National (Multi-Ethnic Association for the Integration of Persons with Disabilities 2001) and international (Iyioha 2008) advocacy has had an effect on ableism-directed policy and practice. In Canada, for example, Article 38 (2) of the Immigration and Refugee Protection Act (2001) prohibits the former practice of excluding family class or refugee admissions on the basis of diagnosis, and instead directs medical officers to make their recommendations after taking into account an individual’s familial and social context as well as health. If liberalizing trends regarding the admission of immigrants with chronic health problems seem to be what the future holds, it is important to examine the consequences of prioritizing equity over pragmatism.
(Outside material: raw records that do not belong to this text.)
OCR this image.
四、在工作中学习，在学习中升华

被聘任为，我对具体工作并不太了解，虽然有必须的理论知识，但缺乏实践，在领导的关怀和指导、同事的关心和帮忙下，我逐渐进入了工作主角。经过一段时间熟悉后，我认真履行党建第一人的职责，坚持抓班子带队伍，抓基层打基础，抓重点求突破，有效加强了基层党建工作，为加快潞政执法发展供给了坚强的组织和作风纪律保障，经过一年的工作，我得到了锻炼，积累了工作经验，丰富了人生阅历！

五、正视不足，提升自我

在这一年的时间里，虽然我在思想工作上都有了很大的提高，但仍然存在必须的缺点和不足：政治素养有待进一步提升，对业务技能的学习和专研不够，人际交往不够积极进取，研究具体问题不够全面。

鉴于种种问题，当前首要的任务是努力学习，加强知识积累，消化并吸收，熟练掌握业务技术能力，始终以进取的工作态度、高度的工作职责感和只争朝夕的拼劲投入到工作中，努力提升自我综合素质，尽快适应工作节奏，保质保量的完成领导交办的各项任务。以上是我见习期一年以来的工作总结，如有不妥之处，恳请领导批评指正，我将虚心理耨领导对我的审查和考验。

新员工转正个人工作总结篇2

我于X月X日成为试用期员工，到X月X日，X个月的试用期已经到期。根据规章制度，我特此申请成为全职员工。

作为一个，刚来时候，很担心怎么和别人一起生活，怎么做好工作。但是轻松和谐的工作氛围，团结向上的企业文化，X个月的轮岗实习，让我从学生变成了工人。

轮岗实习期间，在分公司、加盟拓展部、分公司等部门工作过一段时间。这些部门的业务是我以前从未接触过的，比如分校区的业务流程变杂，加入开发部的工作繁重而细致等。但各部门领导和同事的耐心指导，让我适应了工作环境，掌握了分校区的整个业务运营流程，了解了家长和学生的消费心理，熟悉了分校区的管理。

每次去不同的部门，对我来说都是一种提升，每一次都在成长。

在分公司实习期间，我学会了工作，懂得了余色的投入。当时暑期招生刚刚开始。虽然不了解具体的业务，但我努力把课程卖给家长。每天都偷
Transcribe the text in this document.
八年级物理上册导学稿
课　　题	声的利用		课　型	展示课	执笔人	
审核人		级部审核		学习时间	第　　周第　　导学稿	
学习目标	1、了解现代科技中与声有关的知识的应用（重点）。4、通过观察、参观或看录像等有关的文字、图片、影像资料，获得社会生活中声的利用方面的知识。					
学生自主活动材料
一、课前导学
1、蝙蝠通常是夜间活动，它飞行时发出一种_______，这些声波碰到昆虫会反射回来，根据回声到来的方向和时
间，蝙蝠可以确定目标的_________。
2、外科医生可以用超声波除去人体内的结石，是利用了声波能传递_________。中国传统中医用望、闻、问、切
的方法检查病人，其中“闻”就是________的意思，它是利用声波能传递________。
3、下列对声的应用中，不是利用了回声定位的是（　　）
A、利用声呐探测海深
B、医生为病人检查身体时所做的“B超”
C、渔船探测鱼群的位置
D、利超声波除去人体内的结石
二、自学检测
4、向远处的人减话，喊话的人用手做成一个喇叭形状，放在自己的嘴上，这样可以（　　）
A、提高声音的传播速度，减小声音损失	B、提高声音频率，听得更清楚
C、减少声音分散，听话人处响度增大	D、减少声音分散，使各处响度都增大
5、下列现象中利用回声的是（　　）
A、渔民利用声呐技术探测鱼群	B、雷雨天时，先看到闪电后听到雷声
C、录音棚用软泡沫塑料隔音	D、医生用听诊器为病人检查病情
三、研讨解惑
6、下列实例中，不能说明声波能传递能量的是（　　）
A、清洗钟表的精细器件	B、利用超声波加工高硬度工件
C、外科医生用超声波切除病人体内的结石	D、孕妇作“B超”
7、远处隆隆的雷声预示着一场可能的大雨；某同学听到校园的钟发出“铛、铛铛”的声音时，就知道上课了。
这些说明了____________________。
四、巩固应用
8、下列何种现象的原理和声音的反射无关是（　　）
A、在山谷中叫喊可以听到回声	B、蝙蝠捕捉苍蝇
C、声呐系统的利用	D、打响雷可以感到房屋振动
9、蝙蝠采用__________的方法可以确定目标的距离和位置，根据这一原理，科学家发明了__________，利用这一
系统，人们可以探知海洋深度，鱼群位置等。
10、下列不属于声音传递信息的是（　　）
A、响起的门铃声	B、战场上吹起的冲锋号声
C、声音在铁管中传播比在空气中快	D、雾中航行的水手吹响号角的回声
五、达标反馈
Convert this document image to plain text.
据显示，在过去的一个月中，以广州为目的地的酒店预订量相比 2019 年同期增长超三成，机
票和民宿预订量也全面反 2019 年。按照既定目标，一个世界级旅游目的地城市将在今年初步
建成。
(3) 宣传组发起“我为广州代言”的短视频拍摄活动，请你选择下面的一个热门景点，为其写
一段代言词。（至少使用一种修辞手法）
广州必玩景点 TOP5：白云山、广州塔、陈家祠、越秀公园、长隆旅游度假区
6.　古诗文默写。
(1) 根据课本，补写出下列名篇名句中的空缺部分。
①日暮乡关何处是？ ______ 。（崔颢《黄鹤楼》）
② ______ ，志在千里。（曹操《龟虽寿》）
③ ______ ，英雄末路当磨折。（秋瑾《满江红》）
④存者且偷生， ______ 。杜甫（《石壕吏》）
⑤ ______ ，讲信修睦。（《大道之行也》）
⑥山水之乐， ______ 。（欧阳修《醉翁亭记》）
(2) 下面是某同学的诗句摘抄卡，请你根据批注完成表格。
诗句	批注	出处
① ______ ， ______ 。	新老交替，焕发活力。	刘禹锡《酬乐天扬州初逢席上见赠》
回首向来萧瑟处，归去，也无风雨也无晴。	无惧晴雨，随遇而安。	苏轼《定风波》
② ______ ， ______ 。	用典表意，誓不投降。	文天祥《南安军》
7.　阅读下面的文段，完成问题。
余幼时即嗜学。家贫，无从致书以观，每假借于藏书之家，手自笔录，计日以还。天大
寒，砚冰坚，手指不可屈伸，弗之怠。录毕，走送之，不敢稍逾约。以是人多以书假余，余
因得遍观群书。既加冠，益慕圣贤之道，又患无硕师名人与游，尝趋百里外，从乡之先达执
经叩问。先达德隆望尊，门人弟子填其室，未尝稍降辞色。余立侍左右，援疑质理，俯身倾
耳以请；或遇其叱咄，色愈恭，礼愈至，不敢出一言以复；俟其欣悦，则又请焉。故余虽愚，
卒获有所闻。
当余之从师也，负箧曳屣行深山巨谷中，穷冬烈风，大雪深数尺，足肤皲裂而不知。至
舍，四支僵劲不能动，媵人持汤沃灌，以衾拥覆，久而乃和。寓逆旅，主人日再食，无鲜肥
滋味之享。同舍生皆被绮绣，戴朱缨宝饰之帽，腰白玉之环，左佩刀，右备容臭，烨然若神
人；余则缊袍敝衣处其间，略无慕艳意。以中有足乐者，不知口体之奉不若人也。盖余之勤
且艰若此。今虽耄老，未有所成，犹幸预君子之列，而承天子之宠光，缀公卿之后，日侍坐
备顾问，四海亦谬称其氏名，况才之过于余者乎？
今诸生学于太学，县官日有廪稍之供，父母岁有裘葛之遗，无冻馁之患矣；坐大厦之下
On the whole, immigration creates either a net economic advantage for Canada, or the balance between immigrant contribution and cost is close to zero (Dungan et al. 2012). The case regarding immigrants with chronic health conditions is more ambiguous. The current study results compare contributions and social costs associated with immigrants who were admitted to Canada despite ableism-derived barriers or who developed chronic illnesses after admission. A definitive approach to the question of the consequences, whether positive or negative, of Canada’s ableism policies would require the inclusion of immigrant applicants who were rejected on health grounds. Nevertheless, the data in this report challenge the assumption that admitting immigrants with chronic physical and mental health conditions dilutes the economic benefits of immigration and creates excessive societal burden. Healthy immigrants present in Canada for 10 years or longer were more economically productive than native-born Canadians, and their health-challenged immigrant counterparts were as economically productive as, and no more likely to use scarce resources than, similarly challenged native-born Canadians.

Providing opportunities to acquire the needed skills such as language and labour market opportunities in which to exercise motivation and skills could tip the balance even more favourably. Further studies are also needed to investigate the very real possibility that neglecting immigrant health needs during the early years of resettlement can result in the transformation of illness into disability.

The report is based on a secondary analysis of publicly available data collected and made available by Statistics Canada that ensure strict confidentiality. The procedures complied with Canadian laws and guidelines.